Let \( x \) be the kilograms of golden chia to be added. The herbalist has 2 kilograms of ginseng, and we need to find \( x \) so that the total cost of the blend is $25.05 per kilogram.
The total cost of the ginseng is: \[ 2 , \text{kg} \times 33.85 , \text{USD/kg} = 67.70 , \text{USD} \]
The cost of \( x \) kilograms of golden chia is: \[ x , \text{kg} \times 16.25 , \text{USD/kg} = 16.25x , \text{USD} \]
The total amount of herbs (ginseng and golden chia) is: \[ 2 + x , \text{kg} \]
The total cost of the blend is: \[ 67.70 + 16.25x , \text{USD} \]
The average cost per kilogram of the blend is given by: \[ \frac{67.70 + 16.25x}{2 + x} \]

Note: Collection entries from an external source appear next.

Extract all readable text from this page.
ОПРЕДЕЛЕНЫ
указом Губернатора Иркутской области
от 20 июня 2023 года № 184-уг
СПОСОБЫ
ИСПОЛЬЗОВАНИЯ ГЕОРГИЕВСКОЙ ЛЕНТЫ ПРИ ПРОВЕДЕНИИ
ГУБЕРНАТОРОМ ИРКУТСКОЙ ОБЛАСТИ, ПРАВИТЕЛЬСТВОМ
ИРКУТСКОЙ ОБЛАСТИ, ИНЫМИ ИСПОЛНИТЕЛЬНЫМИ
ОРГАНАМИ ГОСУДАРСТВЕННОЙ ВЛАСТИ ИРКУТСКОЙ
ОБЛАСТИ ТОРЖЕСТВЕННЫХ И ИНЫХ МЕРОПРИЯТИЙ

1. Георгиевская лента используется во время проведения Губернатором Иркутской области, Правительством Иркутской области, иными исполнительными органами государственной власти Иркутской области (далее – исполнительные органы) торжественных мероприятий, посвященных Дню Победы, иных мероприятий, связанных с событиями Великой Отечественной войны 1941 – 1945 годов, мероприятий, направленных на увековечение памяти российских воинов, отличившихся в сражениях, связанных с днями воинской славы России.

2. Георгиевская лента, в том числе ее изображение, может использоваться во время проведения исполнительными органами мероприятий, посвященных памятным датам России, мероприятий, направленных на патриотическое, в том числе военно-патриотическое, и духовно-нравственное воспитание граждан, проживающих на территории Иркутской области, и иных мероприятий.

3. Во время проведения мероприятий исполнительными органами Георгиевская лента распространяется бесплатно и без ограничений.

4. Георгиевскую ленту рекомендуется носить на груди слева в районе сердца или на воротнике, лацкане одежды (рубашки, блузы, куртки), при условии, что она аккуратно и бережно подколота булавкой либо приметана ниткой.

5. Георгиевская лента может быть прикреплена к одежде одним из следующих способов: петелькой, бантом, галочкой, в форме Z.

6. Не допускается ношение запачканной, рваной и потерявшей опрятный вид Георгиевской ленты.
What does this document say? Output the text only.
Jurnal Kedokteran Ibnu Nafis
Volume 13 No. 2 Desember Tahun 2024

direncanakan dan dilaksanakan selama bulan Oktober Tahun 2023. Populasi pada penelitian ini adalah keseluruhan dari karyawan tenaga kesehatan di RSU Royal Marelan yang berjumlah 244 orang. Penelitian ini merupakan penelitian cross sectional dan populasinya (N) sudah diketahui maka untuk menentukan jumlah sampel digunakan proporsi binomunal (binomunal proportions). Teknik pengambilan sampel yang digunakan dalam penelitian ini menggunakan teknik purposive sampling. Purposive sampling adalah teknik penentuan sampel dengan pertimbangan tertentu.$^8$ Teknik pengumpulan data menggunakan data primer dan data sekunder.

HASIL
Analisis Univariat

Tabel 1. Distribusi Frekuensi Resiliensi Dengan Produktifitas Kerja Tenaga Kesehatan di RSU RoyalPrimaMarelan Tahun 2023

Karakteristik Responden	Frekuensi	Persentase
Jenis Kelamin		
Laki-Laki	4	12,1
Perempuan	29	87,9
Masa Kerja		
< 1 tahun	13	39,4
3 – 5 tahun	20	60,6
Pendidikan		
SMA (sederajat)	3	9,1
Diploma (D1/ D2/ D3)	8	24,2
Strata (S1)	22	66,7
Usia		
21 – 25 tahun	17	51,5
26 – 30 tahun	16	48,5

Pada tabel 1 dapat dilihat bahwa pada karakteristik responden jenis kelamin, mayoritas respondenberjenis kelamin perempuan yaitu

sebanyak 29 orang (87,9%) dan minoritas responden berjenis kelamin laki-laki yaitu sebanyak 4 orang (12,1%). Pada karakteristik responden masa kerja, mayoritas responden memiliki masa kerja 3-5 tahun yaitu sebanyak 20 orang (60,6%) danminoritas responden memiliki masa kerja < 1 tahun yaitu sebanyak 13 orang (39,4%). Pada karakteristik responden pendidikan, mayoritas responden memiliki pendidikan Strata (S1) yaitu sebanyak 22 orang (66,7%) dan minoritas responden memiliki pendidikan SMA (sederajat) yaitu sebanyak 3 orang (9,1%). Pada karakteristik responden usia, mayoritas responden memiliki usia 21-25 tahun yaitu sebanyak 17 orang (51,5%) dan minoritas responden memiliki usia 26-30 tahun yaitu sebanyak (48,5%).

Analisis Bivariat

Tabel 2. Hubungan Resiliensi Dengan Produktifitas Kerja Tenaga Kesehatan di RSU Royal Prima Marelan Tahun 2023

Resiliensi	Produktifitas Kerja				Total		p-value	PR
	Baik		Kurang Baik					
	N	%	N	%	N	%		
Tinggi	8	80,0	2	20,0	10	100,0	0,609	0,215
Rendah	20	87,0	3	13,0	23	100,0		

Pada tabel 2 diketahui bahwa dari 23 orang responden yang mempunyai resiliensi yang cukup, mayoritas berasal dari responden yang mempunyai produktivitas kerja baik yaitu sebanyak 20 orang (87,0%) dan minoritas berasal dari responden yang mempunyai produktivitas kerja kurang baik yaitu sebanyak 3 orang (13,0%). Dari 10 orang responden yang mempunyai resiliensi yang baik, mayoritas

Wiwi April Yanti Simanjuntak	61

We set this equal to the target cost of $25.05 per kilogram: \[ \frac{67.70 + 16.25x}{2 + x} = 25.05 \]
Now we can cross-multiply to eliminate the fraction: \[ 67.70 + 16.25x = 25.05(2 + x) \]
Expanding the right side: \[ 67.70 + 16.25x = 50.10 + 25.05x \]
Now, we will isolate \( x \): \[ 67.70 - 50.10 = 25.05x - 16.25x \]
This simplifies to: \[ 17.60 = 8.80x \]
Dividing both sides by 8.80 gives: \[ x = \frac{17.60}{8.80} = 2 \]
Thus, the herbalist should add \(\boxed{2}\) kilograms of golden chia.